Here’s the existing bug report: https://bugs.llvm.org/show_bug.cgi?id=16810
Orthogonally, you seem to be proposing that there should be some new printf format specifiers besides %s %c %[ (for char) and %ls %lc %l[ (for wchar_t). This is not a Clang issue; this is a library-design issue that you should think about as you write your library function that takes a format string (you know, the one you want to apply attribute((format)) to). If you are not writing a library function, then you have nothing to apply the attribute to, and therefore there’s no reason for you to need anything changed.
You throw out the ideas of %us for char16_t, %Us for char32_t, and have no suggestion for char8_t. However, you cannot use %us as a format specifier, because printf already gives that sequence a valid meaning:
printf(“hello %us world”, 42u); // prints “hello 42s world”
My off-the-top-of-my-head idea is that you should take a hint from MSVC; they provide %I32d, %I64d, etc., for integer types, so how about %C8s, %C16s, and %C32s for Unicode character string types? However, again, this is an issue to think about as you design your MyPrintfLikeFunction
within your own codebase. Maybe you’ll find that you don’t even need a format specifier for those types.

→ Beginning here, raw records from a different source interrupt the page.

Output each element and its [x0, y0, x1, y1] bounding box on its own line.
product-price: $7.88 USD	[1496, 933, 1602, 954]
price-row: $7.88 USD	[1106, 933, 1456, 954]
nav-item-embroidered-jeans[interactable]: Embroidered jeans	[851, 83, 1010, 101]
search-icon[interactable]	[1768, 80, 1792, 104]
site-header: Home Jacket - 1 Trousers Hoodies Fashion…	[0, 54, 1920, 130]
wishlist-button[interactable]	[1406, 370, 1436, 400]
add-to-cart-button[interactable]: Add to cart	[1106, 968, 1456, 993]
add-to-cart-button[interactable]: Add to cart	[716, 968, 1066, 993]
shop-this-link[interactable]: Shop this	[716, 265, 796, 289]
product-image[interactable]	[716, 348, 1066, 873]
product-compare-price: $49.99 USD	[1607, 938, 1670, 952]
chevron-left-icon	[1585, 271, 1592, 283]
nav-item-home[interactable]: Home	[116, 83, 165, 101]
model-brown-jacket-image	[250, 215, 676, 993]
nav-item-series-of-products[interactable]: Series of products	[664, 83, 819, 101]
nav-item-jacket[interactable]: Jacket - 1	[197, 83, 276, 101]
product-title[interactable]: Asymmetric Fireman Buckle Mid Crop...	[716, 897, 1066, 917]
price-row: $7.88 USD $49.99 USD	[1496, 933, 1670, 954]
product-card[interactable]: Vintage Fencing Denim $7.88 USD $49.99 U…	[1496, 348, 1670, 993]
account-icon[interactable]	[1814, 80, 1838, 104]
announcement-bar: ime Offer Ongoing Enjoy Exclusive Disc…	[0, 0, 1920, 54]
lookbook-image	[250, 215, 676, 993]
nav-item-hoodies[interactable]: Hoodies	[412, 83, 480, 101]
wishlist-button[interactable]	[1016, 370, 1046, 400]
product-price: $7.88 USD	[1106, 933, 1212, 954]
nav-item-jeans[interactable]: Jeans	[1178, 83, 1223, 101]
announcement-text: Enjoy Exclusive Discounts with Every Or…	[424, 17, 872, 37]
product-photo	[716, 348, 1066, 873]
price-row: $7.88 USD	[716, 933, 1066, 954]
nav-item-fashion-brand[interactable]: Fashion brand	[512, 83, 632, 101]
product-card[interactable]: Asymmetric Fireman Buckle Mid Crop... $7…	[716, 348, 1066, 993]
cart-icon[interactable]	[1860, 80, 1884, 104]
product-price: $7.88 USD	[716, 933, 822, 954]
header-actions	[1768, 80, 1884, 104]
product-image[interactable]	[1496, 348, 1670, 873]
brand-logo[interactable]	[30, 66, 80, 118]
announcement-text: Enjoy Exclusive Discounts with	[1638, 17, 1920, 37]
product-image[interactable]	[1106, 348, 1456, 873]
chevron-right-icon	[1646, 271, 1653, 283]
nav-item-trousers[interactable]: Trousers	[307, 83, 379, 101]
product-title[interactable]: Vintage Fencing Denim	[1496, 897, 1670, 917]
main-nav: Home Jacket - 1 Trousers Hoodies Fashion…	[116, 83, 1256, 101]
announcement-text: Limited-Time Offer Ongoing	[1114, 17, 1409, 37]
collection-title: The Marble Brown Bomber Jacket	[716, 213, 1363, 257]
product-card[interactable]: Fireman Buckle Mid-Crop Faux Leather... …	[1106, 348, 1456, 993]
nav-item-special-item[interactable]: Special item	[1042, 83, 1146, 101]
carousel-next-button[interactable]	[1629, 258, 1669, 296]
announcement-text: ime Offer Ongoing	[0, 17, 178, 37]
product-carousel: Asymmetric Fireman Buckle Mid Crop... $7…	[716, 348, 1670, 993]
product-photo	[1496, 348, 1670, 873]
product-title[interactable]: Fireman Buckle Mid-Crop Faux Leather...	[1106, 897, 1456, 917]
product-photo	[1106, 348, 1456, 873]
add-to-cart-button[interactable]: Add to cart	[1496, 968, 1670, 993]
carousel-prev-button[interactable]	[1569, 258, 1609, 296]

(FWIW, the C and C++ party line seems to be that no “%C16s” or “%C32s” is needed, because the modern approach is to separate transcoding from output. You shouldn’t be printf’ing Unicode strings directly; you should be first transcoding them into char
or wchar_t
strings, and then printf’ing or wprintf’ing those strings. Personally I don’t think that approach is very helpful in practice, though.)
–Arthur